Thursday, September 11, 2008

Inspired by recipes, but not really following them.

recipe, schmecipe! i don't need no stinkin' recipe! but a list of ingredients would be nice, and maybe a clue about the proportions. .. . . and i'm missing some ingredeints on the list, and i got some stuff in the fridge that needs to be used, like right now.

summer must be almost over because although i never thought it could happen, i'm actually kind of sick of tomatoes, and i'm starting to crave warm winter grains like barley. and i'm always craving rice.

what to do with a pantry full of staples, a barley craving, and a rice craving? and i'm too lazy to take on something overly ambitious, so i'll pull out some recipes, and well, fake it.

Mushroom Barley Caserole (sort of, kind of, based on Mom's mushroom barley caserole)

4 slices bacon
1 onion, chopped
1/2 cup carrots, chopped
6 to 8 oz mushrooms (i used canned, eek! but fresh would be better)
3/4 cups pearl barley
1 can chicken broth
salt and pepper
a few tablespoons chopped fresh parsley

preheat oven to 350. in heavy skillet, cook the bacon over medium high heat. when it's done, remove and drain on paper towels, then chop. cook onion in the bacon grease, adding butter or olive oil if needed. after a few minutes, add the carrots. when the onions are getting brown, stir in the mushrooms. add the barley, and stir to coat. season with salt & pepper and stir in the parsley, and stir the chopped bacon back in. when the barley has darkened slightly, pour in the chicken broth. turn the stove off, pour everything into a greased 9x9 baking dish (or shallow caserole of similar volume), cover, and bake for an hour. check the barley for done-ness, it might need to cook for another 15 minutes, and it's better slightly undercooked than overcooked.
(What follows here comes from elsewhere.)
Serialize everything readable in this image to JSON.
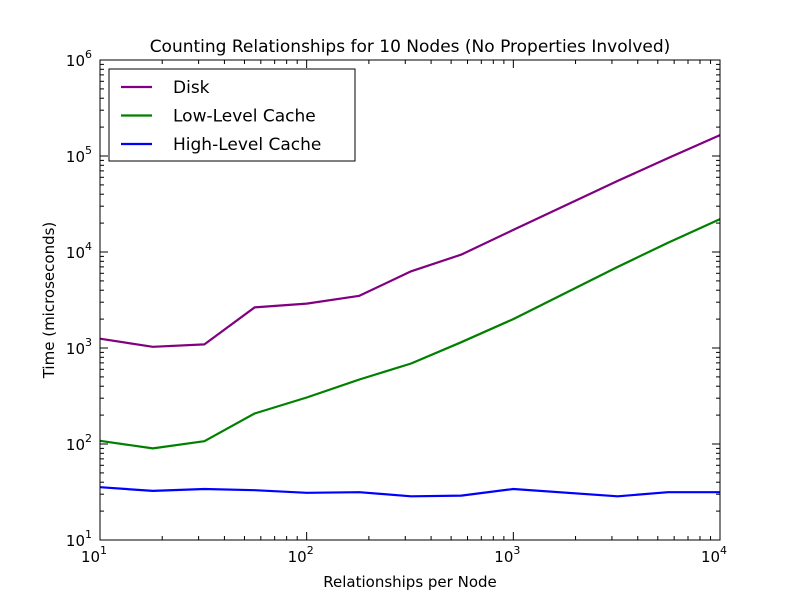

Green Jumbalaya (I did briefly glance at the recipe in Joy of Cooking. it called for basil. odd. but tasty. i skipped all semblence of tomatoes. thus, the name "Green")

4 chicken or turkey sausauges (buy some with some flavor. please)
one onion, chopped
one green pepper and one sweet pepper, chopped
1 large rib celery, chopped
salt & pepper
1 tbsp dried basil
1 bay leaf
2 tbsp chopped fresh parsley
1 cup rice
2 1/4 cups water
good pinch red pepper flakes

cook sausages on the stove. chop them up first if you want, because this is their chance to cook. once cooked, remove the sausages. hopefully there is some grease left behind. if not, you'll need to some oil or butter. put the onion, peppers, and celery in the skillet, and cook over medium heat till the onions cook down a bit, 5-10 minutes. season with salt and pepper and other spices, then add one cup rice, and the water. stir the sausage peices back in. bring the whole thing to a boil, then cover, and simmer on low heat until the rice is tender, about 20 minutes. i suggest checking the skillet every 5-10 minutes, to make sure your rice isn't burning on the bottom.

i'm actually eating another bowl of the Green Jumbalaya right now. For a weeknight dinner, i wasn't look for something spectactularly culinary, just something easy, fast, and good. it's spot on enough for me!